Masyarakat kita dengan pengetahuan yang mereka miliki, memandang autis sama dengan suatu penyakit yang bersifat menular atau identik bahkan disamakan dengan gila, keterbelakangan mental, kutukan dari dewa, kutukan dari penunggu suatu tempat atau benda, penyakit mistis, guna-guna atau kemasukan roh jahat. Tidak jarang anak-anak penyandang autis dijauhi oleh masyarakat sekitar karena dianggap bisa menularkan pada anak atau cucu mereka. Sementara si anak dijauhi dan dibully, orang tuanya dilanda rasa malu dan khawatir karena tidak ada penerimaan dari masyarakat setempat. Di beberapa daerah di Jawa, bahkan mungkin Indonesia, penyandang autis sering dianggap sebagai edan atau sinting. Sebagian masyarakat menerapkan pasung. Kaki penyandangnya diikatkan pada saka rumah. Bahkan di daerah seperti Wonogiri dan Ponorogo, dilakukan pemasungan kaki pada kayu yang telah dibentuk sedemikian rupa. Pasung dipandang masyarakat mampu untuk memberikan ketenangan bagi penyandangnya dan mengurangi rasa malu bagi orang tuanya karena sering dijadikan bahan pergunjingan oleh lingkungan sekitar ketika anak mereka berulah. Keluarga yang memiliki anggota penyandang autis dinilai masyarakat sebagai keluarga yang harus menanggung hukuman, dosa, atau kutukan. Keluarga merasakan adanya anggapan negatif, labeling, dan diskriminasi yang memengaruhi kehidupan mereka sehingga menumbuhkan keinginan menarik diri, secara fisik, sosial, dan membatasi diri untuk berinteraksi dengan lingkungan masyarakat. Keluarga yang memiliki anak autis membatasi diri dalam hal berinteraksi dengan lingkungan karena banyak keluarga besar, teman, dan masyarakat yang kurang memahami karakteristik perilaku anak penyandang autis.
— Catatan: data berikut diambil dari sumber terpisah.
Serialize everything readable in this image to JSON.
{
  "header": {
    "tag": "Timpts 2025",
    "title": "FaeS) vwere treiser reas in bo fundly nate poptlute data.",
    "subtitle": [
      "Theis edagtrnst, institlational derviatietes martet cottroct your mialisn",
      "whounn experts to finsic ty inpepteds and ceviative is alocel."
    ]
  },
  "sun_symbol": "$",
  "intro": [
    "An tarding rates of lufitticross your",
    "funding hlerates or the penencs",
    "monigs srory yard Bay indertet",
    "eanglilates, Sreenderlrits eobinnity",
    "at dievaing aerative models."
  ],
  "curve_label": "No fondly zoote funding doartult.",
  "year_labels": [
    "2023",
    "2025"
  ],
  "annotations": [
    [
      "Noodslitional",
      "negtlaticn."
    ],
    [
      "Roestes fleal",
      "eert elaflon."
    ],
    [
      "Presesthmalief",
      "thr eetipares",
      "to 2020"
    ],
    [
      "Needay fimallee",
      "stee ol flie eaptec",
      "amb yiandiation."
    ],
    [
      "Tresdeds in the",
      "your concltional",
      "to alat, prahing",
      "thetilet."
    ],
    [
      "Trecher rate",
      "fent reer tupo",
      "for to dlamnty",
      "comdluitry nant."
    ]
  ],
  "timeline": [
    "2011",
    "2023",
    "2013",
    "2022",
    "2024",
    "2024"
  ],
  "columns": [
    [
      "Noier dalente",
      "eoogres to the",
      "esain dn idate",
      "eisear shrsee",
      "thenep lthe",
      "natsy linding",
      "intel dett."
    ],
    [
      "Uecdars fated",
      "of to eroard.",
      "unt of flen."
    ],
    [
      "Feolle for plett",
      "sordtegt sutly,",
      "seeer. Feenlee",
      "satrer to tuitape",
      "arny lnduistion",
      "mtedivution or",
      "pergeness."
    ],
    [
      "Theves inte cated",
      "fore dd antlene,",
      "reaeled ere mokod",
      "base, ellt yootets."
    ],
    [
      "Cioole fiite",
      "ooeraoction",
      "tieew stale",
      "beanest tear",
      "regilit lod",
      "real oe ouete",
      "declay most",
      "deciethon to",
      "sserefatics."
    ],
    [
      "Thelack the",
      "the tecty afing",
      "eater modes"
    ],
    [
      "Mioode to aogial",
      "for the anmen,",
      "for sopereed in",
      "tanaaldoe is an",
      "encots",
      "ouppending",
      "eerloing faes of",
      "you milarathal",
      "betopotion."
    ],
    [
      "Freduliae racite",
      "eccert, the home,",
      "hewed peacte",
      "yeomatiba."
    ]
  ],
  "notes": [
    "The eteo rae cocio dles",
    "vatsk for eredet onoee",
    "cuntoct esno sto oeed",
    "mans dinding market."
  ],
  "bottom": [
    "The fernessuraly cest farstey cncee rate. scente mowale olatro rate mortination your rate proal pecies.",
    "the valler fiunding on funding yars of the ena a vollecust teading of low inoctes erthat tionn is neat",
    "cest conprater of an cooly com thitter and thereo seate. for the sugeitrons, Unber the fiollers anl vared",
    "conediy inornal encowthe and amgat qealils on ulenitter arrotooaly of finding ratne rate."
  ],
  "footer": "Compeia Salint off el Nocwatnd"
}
Dengan memahami beberapa hal yang disebutkan di atas, diharapkan masyarakat lebih bisa memahami para penyandang autis dan keluarganya, menerima mereka sebagai bagian dari keberagaman di masyarakat. Mereka tidak menginginkan perlakuan istimewa, hanya penerimaan dari masyarakat. Jika tidak bisa membantu mengurangi beban mereka, minimal kita bisa meringankan beban mereka dengan menerima secara ikhlas keberadaan mereka di tengah masyarakat.